Defense vs. Offense

CS 493/693 Lecture, Dr. Lawlor, 2006/02/06

It's useful to consider how society has solved the same security problems we now face with computers.

For example, a normal passenger car has laughably poor security--the vehicle can be trivially hijacked during operation using almost any weapon, the windows can be broken, the locks can be picked, the ignition can be hotwired, the tires can be deflated (denial of service) or the entire vehicle itself ignited (serious denial of service).

A "secure" car would be more like a tank--virtually impossible to steal, no windows, thick hardened steel armor.
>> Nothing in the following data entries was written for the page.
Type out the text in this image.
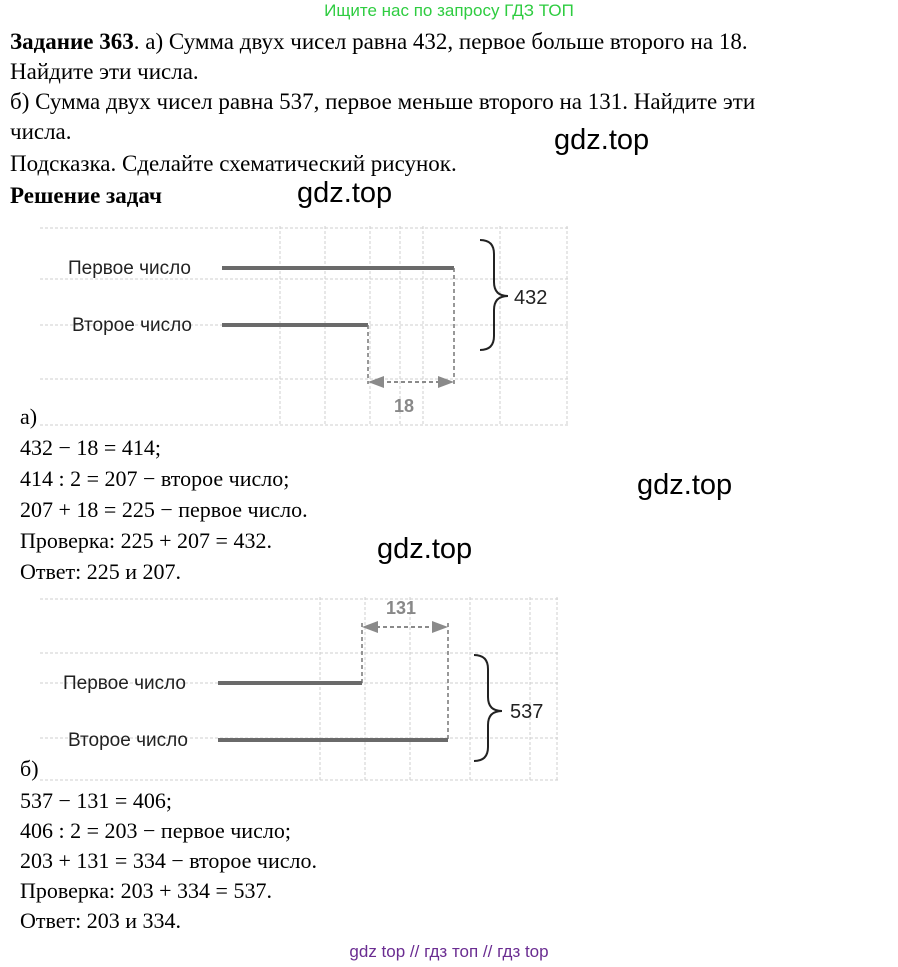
Ищите нас по запросу ГДЗ ТОП
Задание 363. а) Сумма двух чисел равна 432, первое больше второго на 18.
Найдите эти числа.
б) Сумма двух чисел равна 537, первое меньше второго на 131. Найдите эти
числа.
Подсказка. Сделайте схематический рисунок.
Решение задач
gdz.top
gdz.top
gdz.top
gdz.top
Первое число
Второе число
18
432
а)
432 − 18 = 414;
414 : 2 = 207 − второе число;
207 + 18 = 225 − первое число.
Проверка: 225 + 207 = 432.
Ответ: 225 и 207.
131
Первое число
Вторoе число
537
б)
537 − 131 = 406;
406 : 2 = 203 − первое число;
203 + 131 = 334 − второе число.
Проверка: 203 + 334 = 537.
Ответ: 203 и 334.
gdz top // гдз топ // гдз top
But even a tank can be disabled with a simple shaped charge (like a rocket propelled grenade) or sufficient explosive power. A modern innovation in tank armor is Reactive Armor. The most common type consists of a high explosive that explodes when shot, breaking up the incoming projectile.

The standard security model for an automobile also includes a reactive component--the cops! Car theft is treated as a serious crime, and society expends considerable resources detecting, investigating, and responding to car theft. Imagine how many more car thefts there would be, if car theft were treated the same way as computer security incidents! That is, imagine the response to a car theft was just to buy a new car and blame the victim--"You should have kept your system patched. And where was your firewall?"

In general, security problems can be addressed in one of two ways:

Defense: Harden the target. Keep your system patched. Disable unused network services. Use a good firewall. Defensive techniques normally impose fairly heavy costs on legitimate users (e.g., more annoyance at each login, fewer ways to get legitimate work done). But because of the "weakest link in the chain" problem, defensive techniques don't always impose equal costs on attackers. The problem is that time spent securing services that don't get attacked is wasted effort.
Offense: Stop the attacker. Log IP addresses and packet traces for use in court. In case of an unambiguous attack, involve law enforcement early. The (local, state, or federal) police and the courts can impose very heavy costs on attackers, while leaving legitimate users untouched. Note that "stop the attacker" does not mean vigilante justice! You can block an attacker's traffic to your subnet, perform simple connection tests to his IP (e.g., ping, traceroute), and initiate legal action against him, but even something as simple as a portscan of the attacking IP address is legally perilous.

Both security aspects are important and useful, and neither should be forgotten. We'll talk about defense, but in my opinion offensive capability against network attackers today is sorely lacking--law enforcement is very rarely involved, and prosecutions make the national news because they are so rare. The single factor that most complicates law enforcement's reach on the internet is jurisdiction--conventional law enforcement is restricted to a single geographically defined area. This means attackers not from your home town are very difficult to successfully prosecute.